Dulu para tentara Jepang pun mengalami hal yang sama ketika mereka berkuasa di Indonesia. Pahitnya perang mengajari mereka untuk butuh teman sebagai “tempat kencing”. Pemerkosaan terjadi karena alasan ini. Tentara Jepang butuh pelampiasan. Bayangkan, antara Jepang dan Indonesia terbentang jarak yang sangat jauh, sementara tempat kencing mereka terpacak di negerinya. Itu pun kalau punya tempat kencing. Akhirnya, atas inisiatif pimpinan mereka, dibangunlah sebuah rumah pelacuran. Bagi pimpinan-pimpinan tertinggi dipilihlah perempuan-perempuan yang bagus, yang elok, yang sintal. Sementara bagi tentara pangkat rendahan cukup perempuan seadanya saja.

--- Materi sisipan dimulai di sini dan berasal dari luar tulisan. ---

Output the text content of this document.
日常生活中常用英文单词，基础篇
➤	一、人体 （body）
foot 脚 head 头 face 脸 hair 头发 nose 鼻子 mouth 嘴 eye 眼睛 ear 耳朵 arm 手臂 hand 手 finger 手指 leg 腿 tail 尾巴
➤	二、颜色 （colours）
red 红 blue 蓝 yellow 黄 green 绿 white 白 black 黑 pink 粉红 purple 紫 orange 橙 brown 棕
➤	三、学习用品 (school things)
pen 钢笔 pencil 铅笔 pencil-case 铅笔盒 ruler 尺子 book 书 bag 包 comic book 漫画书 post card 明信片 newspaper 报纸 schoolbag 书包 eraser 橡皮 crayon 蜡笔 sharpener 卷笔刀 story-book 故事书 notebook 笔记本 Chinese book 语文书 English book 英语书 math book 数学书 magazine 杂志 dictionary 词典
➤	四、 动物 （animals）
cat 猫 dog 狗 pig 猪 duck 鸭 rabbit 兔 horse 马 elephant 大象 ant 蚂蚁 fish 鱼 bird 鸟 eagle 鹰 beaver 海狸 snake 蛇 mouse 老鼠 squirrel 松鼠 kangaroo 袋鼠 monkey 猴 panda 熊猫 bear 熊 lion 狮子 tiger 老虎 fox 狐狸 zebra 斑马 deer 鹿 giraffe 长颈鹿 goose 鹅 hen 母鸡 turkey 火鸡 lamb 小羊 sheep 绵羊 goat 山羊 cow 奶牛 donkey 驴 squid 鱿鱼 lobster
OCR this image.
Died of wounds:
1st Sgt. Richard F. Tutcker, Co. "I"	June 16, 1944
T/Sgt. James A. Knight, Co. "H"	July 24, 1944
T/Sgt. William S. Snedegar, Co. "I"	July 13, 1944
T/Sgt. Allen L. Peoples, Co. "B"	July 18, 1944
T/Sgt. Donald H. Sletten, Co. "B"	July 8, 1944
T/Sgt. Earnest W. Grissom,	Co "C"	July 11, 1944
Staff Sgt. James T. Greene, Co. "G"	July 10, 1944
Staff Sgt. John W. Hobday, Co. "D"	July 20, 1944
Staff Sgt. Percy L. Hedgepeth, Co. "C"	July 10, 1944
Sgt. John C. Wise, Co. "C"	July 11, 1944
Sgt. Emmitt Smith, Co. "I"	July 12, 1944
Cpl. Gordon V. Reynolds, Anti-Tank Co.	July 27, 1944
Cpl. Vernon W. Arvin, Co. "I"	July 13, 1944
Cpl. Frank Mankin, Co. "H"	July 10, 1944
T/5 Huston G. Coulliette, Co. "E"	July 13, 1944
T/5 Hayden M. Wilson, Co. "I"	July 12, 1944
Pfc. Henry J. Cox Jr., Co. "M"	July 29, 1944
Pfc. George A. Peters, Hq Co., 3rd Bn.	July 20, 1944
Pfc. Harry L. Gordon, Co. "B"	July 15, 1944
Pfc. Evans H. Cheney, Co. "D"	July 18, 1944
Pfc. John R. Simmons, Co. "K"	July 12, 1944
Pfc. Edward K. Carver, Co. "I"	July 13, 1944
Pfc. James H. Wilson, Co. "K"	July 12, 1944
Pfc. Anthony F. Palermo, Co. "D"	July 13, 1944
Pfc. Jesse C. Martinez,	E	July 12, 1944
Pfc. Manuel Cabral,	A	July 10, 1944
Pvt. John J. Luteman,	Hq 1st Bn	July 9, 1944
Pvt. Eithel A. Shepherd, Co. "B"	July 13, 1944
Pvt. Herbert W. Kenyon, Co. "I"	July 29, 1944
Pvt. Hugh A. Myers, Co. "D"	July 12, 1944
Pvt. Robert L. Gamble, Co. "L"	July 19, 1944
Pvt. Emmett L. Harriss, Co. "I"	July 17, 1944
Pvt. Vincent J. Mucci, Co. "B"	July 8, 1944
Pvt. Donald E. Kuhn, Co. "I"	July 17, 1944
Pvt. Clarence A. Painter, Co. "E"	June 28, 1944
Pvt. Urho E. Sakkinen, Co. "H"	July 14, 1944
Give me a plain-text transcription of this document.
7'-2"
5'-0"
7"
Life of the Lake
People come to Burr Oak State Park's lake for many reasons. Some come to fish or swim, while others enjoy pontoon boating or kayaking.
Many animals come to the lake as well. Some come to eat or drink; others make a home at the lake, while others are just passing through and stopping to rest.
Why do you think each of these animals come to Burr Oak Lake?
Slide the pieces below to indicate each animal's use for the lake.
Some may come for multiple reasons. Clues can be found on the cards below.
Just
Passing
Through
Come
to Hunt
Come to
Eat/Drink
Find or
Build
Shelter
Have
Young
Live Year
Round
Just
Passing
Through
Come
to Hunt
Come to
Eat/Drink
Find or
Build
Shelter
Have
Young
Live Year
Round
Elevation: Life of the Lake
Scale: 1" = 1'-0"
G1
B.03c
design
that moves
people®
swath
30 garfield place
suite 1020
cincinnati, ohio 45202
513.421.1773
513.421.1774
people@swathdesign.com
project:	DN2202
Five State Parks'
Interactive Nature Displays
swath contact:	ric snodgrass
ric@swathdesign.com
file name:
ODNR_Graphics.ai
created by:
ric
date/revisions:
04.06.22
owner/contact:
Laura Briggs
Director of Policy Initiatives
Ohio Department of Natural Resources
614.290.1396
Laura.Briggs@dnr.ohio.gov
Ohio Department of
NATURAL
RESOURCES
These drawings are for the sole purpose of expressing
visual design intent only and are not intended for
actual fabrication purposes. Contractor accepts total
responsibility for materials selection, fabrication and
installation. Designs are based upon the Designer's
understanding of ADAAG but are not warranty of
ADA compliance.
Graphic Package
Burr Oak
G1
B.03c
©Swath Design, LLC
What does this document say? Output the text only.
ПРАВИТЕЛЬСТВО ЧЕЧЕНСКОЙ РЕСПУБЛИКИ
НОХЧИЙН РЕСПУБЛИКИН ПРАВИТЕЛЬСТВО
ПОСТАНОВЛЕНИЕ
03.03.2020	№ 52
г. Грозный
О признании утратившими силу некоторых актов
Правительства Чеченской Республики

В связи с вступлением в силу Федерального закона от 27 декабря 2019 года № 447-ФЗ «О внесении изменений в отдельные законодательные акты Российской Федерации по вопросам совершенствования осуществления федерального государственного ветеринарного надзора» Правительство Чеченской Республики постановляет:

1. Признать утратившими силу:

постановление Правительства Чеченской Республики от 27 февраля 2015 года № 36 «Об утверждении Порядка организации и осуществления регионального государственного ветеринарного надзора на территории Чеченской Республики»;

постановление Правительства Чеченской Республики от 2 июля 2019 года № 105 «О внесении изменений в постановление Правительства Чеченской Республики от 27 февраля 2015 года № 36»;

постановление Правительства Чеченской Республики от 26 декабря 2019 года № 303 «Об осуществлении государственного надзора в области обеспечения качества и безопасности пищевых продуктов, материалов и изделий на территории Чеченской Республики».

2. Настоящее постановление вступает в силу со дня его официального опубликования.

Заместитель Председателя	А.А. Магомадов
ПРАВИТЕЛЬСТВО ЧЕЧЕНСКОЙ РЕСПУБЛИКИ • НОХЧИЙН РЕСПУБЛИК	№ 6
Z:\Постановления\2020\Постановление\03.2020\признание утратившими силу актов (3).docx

Setelah Jepang minggat, rumah pelacuran peninggalan mereka kemudian dilanjutkan oleh orang setempat.
Jauh di belahan bumi lain, pada tahun 1849, ketika tersebar kabar ditemukannya emas di California, banyak para pencari peruntungan dari berbagai negara berbondong-bondong ke sana. Tentu para penambang ini adalah kaum lelaki, sehingga hal tersebut dimanfaatkan oleh perempuan-perempuan yang melihat ada kesempatan mendapat uang banyak dari kesepian para penambang. Mereka benar-benar perempuan yang memanfaatan kesepian, bukan malah merenunginya. Maka, lahirlah rumah pelacuran nomaden bin portabel. Di mana terdapat daerah dengan penghasil emas yang banyak, maka ke sanalah mereka mangkal.
Dan sampailah pada suatu masa ketika California perlahan berdiri menjadi kota besar. Industri tumbuh besar dan semakin luas, tak lagi melulu soal tambang emas. Tapi toh, nyatanya, pelacuran tetap lestari.
Sejarah Doly pun tak jauh berbeda. Maka siapa yang akan menyanggah bahwa perkembangan kota berseiring dengan naik-turunnya rumah pelacuran, atau setidaknya perdagangan manusia?
Sejarah mencatat, tempat-tempat pelacuran memang identik dengan pendatang dan kelas pinggiran. Sebutan pendatang tentu bukan hanya untuk perempuan-perempuan yang didatangkan dari luar daerah, tapi juga para pelanggannya. Misalnya sopir truk antar kota, pelancong, ataupun pekerja bangunan yang kebetulan sedang dapat proyek borongan.
Biasanya pendatang mayoritas berasal dari kelas-kelas pinggiran. Dan kelas-kelas pinggiran inilah yang sebenarnya meramaikan sebuah kota, walaupun perannya tidak seberapa dibanding kelas yang lebih tinggi. Tidak terbayangkan bagaimana sebuah kota tumbuh tanpa para pendatang. Para pendatang-lah poros sebuah kota. Tidak ada cerita para pendatang kalah sama penduduk asli. Baik di Jogja, Jakarta, Palembang, Lampung, sebut kota mana saja, tidak tertera kisah unggulnya penduduk asli di tempat-tempat mereka. Sehingga keadaan ini membikin penduduk asli terpinggirkan, dan menjadi kelas pinggiran baru, bergabung dengan para pendatang yang statusnya masih kelas pinggiran (karena tidak semua pendatang yang naik kelas).
Nah, dimana posisi rumah pelacuran? Rumah pelacuran adalah ruang indah yang mempertemukan dua kutub kelas: Pendatang yang telah naik kelas dan kelas pinggiran. Sebab selalu terjadi perebutan ruang antara keduanya.
Bedanya, di rumah pelacuran tidak ada istilah kalah dan menang antar dua kutub ini. Meskipun di luar rumah pelacuran kelas atas begitu dominan, ketika Doly dinonaktifkan, hal ini tidak bisa dianggap sebagai lanjutan dominasi kelas pemenang. Karena rumah pelacuran bukan urusan menang kalah, tapi soal tiang kota yang harus selalu tegak.